The Molecular Physics Laboratory, historically, has evolved around the Raman spectrometer. At present there are three research groups active in the laboratory, headed by Prof. Folke Stenman, Doc. Niklas Meinander, and Doc. Berit Mannfors. The research interests of Doc. Tom Sundius closely associates him with the laboratory. Dr. Sisko Maria Eskola, Doc. Kim Palmö (U. of Michigan) and Doc. Lars-Olof Pietilä (VTT), who did their PhD theses in this laboratory, are also actively engaged in the research projects of the laboratory. Graduate students working in the laboratory were Dr. Olli-Pekka Sievänen, M.Sc. Kari O. Eskola, Lic. Phil. Stefan Söderholm, M.Sc. Johanna Blomqvist, and M.Sc. Virpi Korpelainen. Several collaborative projects with research groups both in Finland and abroad are going on. Doc. Berit Mannfors has worked at The University of Michigan during all of 1999.

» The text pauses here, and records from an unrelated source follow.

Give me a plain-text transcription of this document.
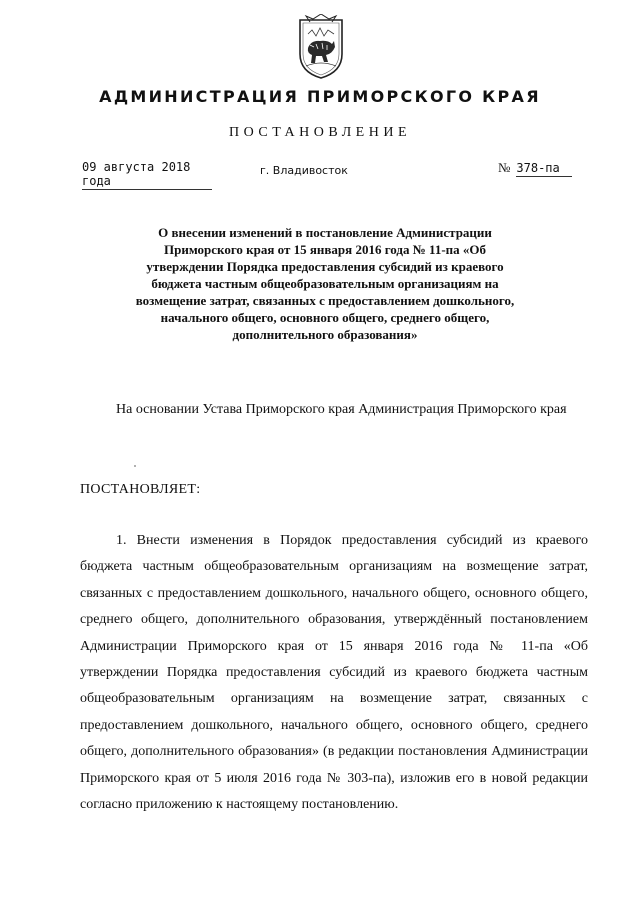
АДМИНИСТРАЦИЯ ПРИМОРСКОГО КРАЯ
ПОСТАНОВЛЕНИЕ
09 августа 2018 года
г. Владивосток	№ 378-па
О внесении изменений в постановление Администрации Приморского края от 15 января 2016 года № 11-па «Об утверждении Порядка предоставления субсидий из краевого бюджета частным общеобразовательным организациям на возмещение затрат, связанных с предоставлением дошкольного, начального общего, основного общего, среднего общего, дополнительного образования»
На основании Устава Приморского края Администрация Приморского края
ПОСТАНОВЛЯЕТ:
1. Внести изменения в Порядок предоставления субсидий из краевого бюджета частным общеобразовательным организациям на возмещение затрат, связанных с предоставлением дошкольного, начального общего, основного общего, среднего общего, дополнительного образования, утверждённый постановлением Администрации Приморского края от 15 января 2016 года № 11-па «Об утверждении Порядка предоставления субсидий из краевого бюджета частным общеобразовательным организациям на возмещение затрат, связанных с предоставлением дошкольного, начального общего, основного общего, среднего общего, дополнительного образования» (в редакции постановления Администрации Приморского края от 5 июля 2016 года № 303-па), изложив его в новой редакции согласно приложению к настоящему постановлению.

The following theses (one PhD, two Lic. Phil. and four M.Sc.) were completed under the supervision of Folke Stenman during 1999: PhD-thesis: "Numerical investigations in spectral and signal space of Raman spectra and of simulated ion bombarded surfaces" by Olli-Pekka Sievänen, Lic. Phil.- theses: "Protein folding problem. An algorithmic lattice model approach" by Jarmo Alander and "EMFi-actuator: Vibro-acoustical consideration" by Ari Saarinen, M.Sc.-theses: "Polysyklisten aromaattisten hiilivetyjen infrapunaspektrit" by Erkki Helo, "10000 metrin juoksun vauhdinjaon optimointi" by Pekka Kiviharju, "Lyhytketjuisten aminohappojen ramanspektrit" by Jukka Lönnqvist, and "Pyreenin ramanspektri" by Juha-Pekka Repo.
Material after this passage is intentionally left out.